Varmints that live in the wild are really talented at getting into places we would think impossible. Most folks look at their chicken house as a means of keeping chickens in and build it accordingly. Better plan is to build something to keep varmints out.......and design and build it accordingly and let the chickens adapt to that. In reality, the difference is really pretty subtle, but significant.

And as for the insulation board......good that you are replacing it, as it was not going to stop anything. The best you could hope for with that was when the coons knocked it down, the pipe holding it up was going to club em in the head when it fell.

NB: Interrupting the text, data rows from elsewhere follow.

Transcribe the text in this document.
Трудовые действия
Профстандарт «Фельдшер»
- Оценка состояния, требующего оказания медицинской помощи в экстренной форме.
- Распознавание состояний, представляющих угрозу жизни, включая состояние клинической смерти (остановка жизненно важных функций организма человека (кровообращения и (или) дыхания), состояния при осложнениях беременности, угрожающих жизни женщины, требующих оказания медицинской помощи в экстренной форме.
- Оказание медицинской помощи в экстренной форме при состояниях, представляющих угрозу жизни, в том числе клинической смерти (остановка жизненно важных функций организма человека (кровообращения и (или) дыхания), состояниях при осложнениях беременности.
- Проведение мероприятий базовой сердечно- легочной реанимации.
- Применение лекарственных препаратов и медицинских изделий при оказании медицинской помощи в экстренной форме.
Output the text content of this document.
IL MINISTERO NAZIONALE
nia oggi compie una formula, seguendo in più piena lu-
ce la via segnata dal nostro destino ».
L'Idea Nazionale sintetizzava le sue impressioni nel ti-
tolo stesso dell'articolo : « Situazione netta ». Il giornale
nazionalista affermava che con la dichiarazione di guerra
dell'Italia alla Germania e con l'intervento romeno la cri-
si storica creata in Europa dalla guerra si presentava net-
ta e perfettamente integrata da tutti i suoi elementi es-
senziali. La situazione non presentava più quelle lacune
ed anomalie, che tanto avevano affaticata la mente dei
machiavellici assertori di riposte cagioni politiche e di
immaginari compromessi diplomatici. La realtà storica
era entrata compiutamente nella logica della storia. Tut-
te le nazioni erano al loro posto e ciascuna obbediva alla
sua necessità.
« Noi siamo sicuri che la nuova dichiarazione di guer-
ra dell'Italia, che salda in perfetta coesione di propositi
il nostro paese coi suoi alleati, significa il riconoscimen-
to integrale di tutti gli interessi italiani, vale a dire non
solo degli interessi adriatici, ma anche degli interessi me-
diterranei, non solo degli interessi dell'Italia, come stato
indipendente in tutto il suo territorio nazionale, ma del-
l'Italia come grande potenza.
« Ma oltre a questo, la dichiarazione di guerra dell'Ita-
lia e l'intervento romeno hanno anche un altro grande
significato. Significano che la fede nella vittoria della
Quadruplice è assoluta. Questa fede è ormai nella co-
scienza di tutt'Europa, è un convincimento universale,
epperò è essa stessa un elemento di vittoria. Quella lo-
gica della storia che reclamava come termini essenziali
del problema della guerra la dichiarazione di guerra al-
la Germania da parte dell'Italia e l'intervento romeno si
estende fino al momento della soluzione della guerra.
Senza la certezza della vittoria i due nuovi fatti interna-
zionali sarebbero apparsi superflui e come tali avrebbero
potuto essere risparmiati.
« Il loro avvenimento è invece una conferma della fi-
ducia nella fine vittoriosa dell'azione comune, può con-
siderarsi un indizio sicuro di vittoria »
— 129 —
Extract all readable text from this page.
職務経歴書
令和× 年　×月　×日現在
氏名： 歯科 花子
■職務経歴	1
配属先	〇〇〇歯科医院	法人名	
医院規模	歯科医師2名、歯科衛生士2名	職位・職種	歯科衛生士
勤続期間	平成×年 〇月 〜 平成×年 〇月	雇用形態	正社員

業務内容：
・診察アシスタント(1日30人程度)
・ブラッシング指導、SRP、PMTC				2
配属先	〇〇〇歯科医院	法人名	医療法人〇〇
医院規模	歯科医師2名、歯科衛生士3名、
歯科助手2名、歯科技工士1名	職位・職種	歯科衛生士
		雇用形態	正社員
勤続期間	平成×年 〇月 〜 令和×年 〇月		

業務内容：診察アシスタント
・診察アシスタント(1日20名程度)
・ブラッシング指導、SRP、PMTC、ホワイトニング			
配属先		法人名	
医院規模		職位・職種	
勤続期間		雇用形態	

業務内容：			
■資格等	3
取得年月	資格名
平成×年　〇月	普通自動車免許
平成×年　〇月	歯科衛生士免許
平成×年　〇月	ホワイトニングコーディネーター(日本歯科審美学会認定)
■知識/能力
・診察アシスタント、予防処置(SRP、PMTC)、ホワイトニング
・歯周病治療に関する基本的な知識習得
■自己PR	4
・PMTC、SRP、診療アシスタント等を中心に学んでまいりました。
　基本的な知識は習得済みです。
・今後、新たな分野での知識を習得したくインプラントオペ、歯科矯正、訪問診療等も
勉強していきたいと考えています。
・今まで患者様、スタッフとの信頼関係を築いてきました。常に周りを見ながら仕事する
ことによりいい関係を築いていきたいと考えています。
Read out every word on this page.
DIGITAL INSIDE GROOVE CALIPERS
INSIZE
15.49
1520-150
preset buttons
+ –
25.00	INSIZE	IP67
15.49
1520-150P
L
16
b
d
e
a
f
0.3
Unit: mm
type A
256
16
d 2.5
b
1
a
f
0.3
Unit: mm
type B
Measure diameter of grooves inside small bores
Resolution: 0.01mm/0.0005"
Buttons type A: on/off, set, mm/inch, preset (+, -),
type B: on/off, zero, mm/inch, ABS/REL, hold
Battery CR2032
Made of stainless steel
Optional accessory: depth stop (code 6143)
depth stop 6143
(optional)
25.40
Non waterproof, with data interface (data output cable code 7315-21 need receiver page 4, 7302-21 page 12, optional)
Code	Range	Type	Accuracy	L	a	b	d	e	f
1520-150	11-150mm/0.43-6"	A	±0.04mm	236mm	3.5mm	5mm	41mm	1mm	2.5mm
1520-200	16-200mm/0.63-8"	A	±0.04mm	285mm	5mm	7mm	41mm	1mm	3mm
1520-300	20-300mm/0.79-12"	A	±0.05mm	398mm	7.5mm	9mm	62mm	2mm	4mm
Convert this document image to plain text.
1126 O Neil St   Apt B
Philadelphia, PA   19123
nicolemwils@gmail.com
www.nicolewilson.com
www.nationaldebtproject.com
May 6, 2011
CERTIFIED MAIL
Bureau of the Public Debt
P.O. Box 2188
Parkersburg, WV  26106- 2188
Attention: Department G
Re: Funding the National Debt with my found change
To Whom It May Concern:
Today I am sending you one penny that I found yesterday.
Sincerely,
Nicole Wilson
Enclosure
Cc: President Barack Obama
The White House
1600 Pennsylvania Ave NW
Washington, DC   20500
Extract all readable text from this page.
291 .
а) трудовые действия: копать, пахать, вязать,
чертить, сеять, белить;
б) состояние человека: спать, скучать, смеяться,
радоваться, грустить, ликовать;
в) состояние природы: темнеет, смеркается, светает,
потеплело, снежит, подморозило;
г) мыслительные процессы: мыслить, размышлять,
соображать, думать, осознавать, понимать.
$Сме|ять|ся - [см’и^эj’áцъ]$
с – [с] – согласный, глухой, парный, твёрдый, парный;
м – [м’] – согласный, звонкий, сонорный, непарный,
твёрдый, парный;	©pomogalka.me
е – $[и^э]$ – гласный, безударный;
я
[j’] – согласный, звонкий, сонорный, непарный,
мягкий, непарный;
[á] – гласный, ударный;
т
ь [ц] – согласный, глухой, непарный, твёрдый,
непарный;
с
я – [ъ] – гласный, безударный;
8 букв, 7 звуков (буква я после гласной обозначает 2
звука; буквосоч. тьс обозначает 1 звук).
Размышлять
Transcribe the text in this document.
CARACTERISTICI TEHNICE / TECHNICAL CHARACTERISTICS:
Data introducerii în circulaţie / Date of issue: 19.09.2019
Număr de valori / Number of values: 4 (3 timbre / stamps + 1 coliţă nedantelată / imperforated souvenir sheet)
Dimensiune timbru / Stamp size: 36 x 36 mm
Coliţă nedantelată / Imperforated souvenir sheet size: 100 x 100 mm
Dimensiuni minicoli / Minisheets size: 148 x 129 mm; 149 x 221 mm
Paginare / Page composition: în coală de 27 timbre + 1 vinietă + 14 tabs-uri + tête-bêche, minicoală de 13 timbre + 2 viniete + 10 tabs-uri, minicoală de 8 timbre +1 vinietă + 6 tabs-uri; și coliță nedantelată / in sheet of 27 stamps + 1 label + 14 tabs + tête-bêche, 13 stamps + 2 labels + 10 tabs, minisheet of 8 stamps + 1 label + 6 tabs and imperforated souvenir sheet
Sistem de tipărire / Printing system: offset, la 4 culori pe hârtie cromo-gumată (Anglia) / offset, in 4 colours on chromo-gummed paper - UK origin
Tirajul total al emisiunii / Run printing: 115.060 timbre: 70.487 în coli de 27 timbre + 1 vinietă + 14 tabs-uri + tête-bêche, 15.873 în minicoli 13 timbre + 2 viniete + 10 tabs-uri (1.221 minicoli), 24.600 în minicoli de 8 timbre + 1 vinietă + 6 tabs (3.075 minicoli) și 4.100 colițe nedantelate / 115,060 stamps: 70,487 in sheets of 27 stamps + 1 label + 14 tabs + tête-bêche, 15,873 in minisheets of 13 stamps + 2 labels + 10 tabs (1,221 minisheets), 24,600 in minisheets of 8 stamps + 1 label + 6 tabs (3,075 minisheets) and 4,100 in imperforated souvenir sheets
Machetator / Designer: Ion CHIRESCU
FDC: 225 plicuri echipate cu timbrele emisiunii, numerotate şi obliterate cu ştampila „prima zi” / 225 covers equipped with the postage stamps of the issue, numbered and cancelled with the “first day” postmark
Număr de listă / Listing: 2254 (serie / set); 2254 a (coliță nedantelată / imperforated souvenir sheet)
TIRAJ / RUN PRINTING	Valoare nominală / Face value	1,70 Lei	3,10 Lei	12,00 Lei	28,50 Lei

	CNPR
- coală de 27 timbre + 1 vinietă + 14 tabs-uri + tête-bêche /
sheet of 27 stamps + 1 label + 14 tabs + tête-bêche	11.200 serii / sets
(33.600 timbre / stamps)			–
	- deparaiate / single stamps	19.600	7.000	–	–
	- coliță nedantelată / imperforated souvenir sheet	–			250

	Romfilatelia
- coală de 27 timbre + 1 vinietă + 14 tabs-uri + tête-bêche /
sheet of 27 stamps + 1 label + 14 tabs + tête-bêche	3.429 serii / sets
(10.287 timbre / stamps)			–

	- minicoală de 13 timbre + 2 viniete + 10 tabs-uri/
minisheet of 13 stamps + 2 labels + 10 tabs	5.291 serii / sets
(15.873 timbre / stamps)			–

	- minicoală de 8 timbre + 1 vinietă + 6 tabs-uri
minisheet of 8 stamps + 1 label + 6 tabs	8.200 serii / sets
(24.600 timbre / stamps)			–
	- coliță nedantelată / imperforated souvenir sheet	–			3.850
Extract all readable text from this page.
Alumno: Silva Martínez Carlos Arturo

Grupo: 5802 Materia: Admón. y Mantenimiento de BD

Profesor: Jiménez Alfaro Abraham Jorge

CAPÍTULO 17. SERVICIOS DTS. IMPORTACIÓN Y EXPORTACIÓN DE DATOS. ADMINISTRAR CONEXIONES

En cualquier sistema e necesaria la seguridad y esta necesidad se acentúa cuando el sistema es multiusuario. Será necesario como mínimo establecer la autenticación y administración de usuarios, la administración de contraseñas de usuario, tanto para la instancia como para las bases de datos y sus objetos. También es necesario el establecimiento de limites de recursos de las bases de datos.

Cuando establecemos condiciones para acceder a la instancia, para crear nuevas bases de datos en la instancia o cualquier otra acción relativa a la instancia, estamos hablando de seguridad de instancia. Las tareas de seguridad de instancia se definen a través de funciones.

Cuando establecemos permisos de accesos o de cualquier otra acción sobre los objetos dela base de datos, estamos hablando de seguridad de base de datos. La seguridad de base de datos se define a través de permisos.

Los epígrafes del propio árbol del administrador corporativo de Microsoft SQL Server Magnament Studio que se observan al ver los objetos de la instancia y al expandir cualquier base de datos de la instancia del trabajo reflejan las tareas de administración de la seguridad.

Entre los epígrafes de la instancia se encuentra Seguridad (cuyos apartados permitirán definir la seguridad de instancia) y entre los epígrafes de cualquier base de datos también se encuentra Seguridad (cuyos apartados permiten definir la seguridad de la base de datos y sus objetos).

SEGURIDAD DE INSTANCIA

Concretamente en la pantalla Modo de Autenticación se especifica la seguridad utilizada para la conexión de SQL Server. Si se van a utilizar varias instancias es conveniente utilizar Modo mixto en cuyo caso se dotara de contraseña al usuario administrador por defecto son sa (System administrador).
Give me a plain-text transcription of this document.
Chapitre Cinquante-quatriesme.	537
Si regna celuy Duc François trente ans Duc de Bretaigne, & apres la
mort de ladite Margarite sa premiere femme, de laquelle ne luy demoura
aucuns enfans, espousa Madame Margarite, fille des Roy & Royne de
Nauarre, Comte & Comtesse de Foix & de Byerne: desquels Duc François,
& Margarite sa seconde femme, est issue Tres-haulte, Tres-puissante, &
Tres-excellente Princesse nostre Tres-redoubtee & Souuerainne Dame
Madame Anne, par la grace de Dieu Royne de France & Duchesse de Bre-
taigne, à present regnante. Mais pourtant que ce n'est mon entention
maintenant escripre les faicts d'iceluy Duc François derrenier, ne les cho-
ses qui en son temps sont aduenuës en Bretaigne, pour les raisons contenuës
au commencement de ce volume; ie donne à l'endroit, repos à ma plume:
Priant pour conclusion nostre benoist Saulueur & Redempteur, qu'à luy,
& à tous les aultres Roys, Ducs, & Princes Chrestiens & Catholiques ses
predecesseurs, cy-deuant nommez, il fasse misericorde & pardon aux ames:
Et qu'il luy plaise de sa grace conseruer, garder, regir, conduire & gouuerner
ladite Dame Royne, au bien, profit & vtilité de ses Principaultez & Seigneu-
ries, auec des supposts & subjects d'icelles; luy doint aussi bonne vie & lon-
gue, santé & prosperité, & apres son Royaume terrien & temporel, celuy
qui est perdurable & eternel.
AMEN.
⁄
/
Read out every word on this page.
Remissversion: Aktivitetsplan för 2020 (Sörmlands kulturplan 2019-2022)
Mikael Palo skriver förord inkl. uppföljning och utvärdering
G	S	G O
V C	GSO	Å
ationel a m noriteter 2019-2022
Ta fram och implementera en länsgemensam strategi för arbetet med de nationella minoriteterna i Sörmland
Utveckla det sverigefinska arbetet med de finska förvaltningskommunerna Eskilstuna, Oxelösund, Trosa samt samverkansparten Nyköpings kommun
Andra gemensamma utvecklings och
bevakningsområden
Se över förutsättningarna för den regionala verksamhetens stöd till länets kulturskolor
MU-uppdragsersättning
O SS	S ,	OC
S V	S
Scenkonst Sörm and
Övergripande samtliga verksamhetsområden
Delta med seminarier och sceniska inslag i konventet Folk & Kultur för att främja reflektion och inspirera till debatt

The ingenious widowmaker trap? :yesss:
 
Have you considered putting a hot wire around the pen? That has worked for me. I have hardware cloth around the bottom, like you are showing, and then hot wire at the top edge of that, so that it's the first the the raccoon touches.
 
Have you considered putting a hot wire around the pen? That has worked for me. I have hardware cloth around the bottom, like you are showing, and then hot wire at the top edge of that, so that it's the first the the raccoon touches.
We haven’t. The only electric we have out there is for a cozy coop heater that’s plugged into an extension cord then into the garage, which is separate from our house. We did try a heated water bowl our first winter and that shorted out and would’ve burned the whole coop down if my hubby hadn’t been home to hear the pop.